Ponctuation expressive
Pour Chloé Léonardon, dont la thèse porte sur l'intégration syntaxique des émoticônes, c'est aussi parce que les emojis sont en train de se transformer en ponctèmes: si les faces jaunes et rondes visaient initialement à montrer peu ou prou la tête que l'on aurait faite en conversant oralement, elles servent de plus en plus à ponctuer ses propos et indiquer leur tonalité.

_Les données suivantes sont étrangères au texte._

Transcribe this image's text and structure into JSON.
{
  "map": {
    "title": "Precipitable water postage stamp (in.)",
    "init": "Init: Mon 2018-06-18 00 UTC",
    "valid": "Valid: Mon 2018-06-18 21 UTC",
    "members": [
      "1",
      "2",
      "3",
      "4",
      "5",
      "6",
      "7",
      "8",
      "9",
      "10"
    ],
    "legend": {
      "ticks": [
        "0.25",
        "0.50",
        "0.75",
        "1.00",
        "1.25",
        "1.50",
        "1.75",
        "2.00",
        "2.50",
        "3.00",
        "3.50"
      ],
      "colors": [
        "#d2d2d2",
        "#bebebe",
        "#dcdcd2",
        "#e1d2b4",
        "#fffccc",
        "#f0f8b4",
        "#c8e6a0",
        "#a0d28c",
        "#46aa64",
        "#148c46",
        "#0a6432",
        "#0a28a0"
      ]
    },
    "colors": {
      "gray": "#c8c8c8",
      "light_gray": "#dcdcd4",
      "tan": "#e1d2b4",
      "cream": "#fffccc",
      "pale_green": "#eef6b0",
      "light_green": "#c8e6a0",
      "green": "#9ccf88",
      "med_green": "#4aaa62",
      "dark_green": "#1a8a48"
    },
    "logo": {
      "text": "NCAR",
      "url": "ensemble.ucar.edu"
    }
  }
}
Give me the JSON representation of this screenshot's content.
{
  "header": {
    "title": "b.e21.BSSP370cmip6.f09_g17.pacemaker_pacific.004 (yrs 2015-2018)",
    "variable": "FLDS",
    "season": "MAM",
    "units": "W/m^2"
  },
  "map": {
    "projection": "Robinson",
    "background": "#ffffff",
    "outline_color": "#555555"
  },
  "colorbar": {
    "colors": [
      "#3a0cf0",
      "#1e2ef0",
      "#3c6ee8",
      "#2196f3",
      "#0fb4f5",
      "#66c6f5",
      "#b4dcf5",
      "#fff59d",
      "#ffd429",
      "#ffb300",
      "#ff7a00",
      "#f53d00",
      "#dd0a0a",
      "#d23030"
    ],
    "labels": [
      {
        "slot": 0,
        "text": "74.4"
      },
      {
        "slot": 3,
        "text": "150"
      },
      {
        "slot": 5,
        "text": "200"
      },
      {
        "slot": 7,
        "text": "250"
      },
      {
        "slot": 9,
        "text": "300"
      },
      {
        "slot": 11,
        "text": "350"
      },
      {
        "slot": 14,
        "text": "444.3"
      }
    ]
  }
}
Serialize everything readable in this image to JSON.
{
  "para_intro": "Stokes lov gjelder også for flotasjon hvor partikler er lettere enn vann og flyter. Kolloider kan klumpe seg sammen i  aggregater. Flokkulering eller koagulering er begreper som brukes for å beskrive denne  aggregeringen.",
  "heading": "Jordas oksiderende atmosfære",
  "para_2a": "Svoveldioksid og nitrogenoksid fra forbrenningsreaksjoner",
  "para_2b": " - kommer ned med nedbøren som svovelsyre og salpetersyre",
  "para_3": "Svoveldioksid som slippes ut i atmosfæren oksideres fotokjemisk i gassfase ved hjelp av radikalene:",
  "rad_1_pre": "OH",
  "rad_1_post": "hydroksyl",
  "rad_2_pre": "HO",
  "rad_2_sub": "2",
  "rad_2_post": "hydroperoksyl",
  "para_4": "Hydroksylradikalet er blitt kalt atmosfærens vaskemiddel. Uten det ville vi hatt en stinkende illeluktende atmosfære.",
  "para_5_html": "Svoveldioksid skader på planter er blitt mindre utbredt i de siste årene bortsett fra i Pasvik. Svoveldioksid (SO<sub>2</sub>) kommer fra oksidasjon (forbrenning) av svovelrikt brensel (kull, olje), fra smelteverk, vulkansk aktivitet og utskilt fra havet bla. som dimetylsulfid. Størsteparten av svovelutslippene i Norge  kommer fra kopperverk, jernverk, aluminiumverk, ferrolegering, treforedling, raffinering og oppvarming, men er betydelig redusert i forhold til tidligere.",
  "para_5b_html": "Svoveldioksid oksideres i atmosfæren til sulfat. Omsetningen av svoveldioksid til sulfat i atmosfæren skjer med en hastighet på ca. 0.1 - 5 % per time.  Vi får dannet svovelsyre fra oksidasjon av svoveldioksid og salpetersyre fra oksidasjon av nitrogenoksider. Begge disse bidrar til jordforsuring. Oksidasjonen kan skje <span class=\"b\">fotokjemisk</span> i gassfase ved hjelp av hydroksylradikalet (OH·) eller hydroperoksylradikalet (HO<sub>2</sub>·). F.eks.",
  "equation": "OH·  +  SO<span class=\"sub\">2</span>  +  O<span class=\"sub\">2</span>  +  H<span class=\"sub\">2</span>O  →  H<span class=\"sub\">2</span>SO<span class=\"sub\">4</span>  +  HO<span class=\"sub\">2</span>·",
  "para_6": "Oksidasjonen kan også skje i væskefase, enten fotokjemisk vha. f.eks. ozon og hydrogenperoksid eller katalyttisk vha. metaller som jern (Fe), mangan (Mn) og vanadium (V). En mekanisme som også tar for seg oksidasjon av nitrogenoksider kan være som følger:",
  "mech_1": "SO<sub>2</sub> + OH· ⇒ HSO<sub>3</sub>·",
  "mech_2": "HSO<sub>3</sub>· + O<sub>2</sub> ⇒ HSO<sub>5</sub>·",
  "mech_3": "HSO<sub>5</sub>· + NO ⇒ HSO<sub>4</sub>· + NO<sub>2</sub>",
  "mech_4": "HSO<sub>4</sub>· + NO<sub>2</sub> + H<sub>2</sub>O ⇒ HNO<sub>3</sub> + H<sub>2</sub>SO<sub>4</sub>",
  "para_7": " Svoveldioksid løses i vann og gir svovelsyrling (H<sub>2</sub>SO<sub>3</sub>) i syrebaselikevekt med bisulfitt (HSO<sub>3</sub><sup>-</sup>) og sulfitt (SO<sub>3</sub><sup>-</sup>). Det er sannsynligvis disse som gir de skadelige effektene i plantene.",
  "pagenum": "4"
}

«Plutôt que de vraiment exprimer une action, les émoticônes se rapprochent de la ponctuation expressive, des points d'exclamation, d'interrogation et de suspension, expose-t-elle. Comme ces signes, on peut les combiner pour créer de nouvelles émotions, en mettre plusieurs d'affilée… Les emojis font partie de la construction syntaxique de nos phrases, ils y sont intégrés.»
Ces signes du rire restent «toujours associés à un affect positif», pointe son confrère Pierre Halté, mais leur sens se décale par rapport à ce qu'ils étaient censés représenter. On les associe à une valeur globale (celle de la plaisanterie, du comique), bien moins à la figuration du scripteur ou de la scriptrice. «De pictogrammes, peut-être sont-ils en train de devenir idéogrammes», avance le spécialiste.
Les internautes en tiennent compte et modifient leurs usages en fonction. «Je sais qu'en utilisant seulement les 😂 😂 😂, mon interlocuteur ne m'imagine pas vraiment en train de pleurer de rire», relate Marie. Voilà pourquoi elle est revenue à des phrases plus descriptives lorsqu'elle rit vraiment tout haut ou qu'elle n'arrive plus à s'arrêter de rire: «En l'écrivant comme ça, je signifie que c'est vraiment ma réaction.»
Une formulation qui, en soi, ne donne pas plus de garanties qu'un recours à d'innombrables emojis ou à un «looooool» interminable, mais à laquelle on va accorder du crédit, énonce Pierre Halté: «La communication linguistique repose sur un principe fondamental de coopération. On part toujours du principe que celui qui nous parle de telle ou telle façon le fait pour de bonnes raisons, qui vont dans le sens des objectifs de la conversation.»
À condition toutefois de trouver les bons mots pour rire, en sortant du champ des expressions figées et trop employées. Car celles-ci risquent fort d'être acronymisées, à l'instar de «jpp», se feront peut-être ensuite interjections voire signes de ponctuation et perdront, dans un cycle linguistique répété, leur puissance première.